THE timing couldn’t be better. As the National Trust leads a fight to save Britain’s countryside, its membership has topped four million. How easily will the Government be able to ignore the world’s largest conservation body, outnumbering all Britain’s political parties combined by almost four-to-one?

Probably very easily, for democracy and public opinion counts for little in Britain.

David Cameron unwittingly confirmed this the other day with a revealing remark about our EU membership.

He said: “It is not our view that there should be an in or out referendum. I don’t want Britain to leave the EU.”

Obviously, he knows a referendum would want us out. So he denies us one.

The Government’s plan for the countryside, creating a presumption in favour of “sustainable” development outside specially protected areas like national parks, equally flies in the face of what people want.

The strong reaction against the proposal rests on a deep national affection for the countryside. During the Second World War this was heavily exploited. A poster picturing a family silhouetted on swelling downland bore the message: “It’s your country.

Fight for it now.”

Though Conservatives like to think of themselves as the party of the countryside, it was Labour who halted random development by establishing the planning system in 1947.

The present Government’s intention largely to abandon it seems motivated solely by their desperation to kick-start growth – a priceless heritage sacrificed for uncertain short-term gain.

Ministers parrot assurances that areas like green belts and the National Parks will remain protected.

But the National Trust, backed by not only obvious allies like the Council for the Protection of Rural England, but the RSPB and the Royal Town Planning Institute, has exposed the massive flaw. As Dame Fiona Reynolds, the trust’s director, says: “For many people it is the places on their doorstep that are threatened – the ordinary yet special places that people hugely value.”

The blight of wind farms, imposed almost always against local opinion, shows that even the present system is imperfect.

It’s 12 years since Simon Jenkins, current chairman of the National Trust, noted, in his glorious book England’s Thousand Best Churches, the “virtual collapse of rural planning”.

The Government’s plans spell catastrophe for the countryside. Already blurred by retail parks and industrial estates, the distinction between town and country will disappear.
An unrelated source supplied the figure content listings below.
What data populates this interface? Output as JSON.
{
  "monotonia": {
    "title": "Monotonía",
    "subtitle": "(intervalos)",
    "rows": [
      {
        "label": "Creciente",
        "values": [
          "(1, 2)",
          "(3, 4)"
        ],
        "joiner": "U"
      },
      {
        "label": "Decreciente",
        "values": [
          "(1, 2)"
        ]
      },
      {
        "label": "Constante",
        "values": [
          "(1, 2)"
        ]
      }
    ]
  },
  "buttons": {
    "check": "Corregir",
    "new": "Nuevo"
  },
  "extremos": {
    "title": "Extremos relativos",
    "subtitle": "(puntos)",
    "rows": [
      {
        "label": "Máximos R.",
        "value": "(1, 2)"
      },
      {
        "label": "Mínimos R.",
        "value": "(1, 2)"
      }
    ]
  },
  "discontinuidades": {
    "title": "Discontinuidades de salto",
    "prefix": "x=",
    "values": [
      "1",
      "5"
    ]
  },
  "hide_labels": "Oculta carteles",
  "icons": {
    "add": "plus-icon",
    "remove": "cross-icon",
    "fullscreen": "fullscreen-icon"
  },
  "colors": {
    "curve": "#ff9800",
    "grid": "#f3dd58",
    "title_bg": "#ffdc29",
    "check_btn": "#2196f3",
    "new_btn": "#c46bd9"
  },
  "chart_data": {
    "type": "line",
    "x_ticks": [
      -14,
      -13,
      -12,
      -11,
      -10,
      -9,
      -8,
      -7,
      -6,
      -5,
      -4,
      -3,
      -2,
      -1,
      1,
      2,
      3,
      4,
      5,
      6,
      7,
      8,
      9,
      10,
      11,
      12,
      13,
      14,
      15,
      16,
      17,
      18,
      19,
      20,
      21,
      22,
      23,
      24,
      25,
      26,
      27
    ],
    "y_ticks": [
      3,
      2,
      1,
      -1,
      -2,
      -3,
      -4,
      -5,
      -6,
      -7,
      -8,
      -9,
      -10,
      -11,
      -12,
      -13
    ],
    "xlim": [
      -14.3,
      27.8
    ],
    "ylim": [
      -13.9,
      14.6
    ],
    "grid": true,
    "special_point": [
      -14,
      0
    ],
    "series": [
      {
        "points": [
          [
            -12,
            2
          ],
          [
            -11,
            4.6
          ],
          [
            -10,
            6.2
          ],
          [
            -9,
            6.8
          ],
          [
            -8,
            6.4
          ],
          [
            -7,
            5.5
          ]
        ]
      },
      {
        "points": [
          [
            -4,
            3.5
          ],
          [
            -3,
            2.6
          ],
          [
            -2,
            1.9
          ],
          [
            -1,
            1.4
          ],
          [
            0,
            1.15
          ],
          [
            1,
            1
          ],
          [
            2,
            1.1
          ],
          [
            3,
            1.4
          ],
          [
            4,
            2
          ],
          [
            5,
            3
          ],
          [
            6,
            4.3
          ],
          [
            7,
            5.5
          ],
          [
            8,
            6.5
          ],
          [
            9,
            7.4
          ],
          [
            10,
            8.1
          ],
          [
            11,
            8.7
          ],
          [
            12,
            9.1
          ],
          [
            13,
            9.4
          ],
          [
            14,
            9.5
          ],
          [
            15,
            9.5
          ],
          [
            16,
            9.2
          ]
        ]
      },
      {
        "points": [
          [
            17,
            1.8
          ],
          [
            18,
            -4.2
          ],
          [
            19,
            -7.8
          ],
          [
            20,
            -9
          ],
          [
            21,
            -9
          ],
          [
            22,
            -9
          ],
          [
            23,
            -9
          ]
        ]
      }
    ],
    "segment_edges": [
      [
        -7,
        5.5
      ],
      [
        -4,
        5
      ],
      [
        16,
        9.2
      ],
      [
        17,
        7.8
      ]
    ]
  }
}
Outside a few elite landscapes the immeasurable physical, mental and spiritual refreshment provided by open countryside, even of modest scenic quality, will be lost.

May the National Trust, through its four million members and its respected allies, avert this tragedy.

PETER BARRON, editor of The Northern Echo, is far too modest to tell you how he raised the roof at Mike Amos’ farewell bash. There was a huge gale of laughter when he told the assembled guests, in Sedgefield’s well-appointed Hardwick Hall hotel, that he intended to “pay tribute to Mike on behalf of all the editors he has worked for.

WT Stead…” (And if you don’t know that Stead went down with the Titanic you must be a new reader. Welcome.)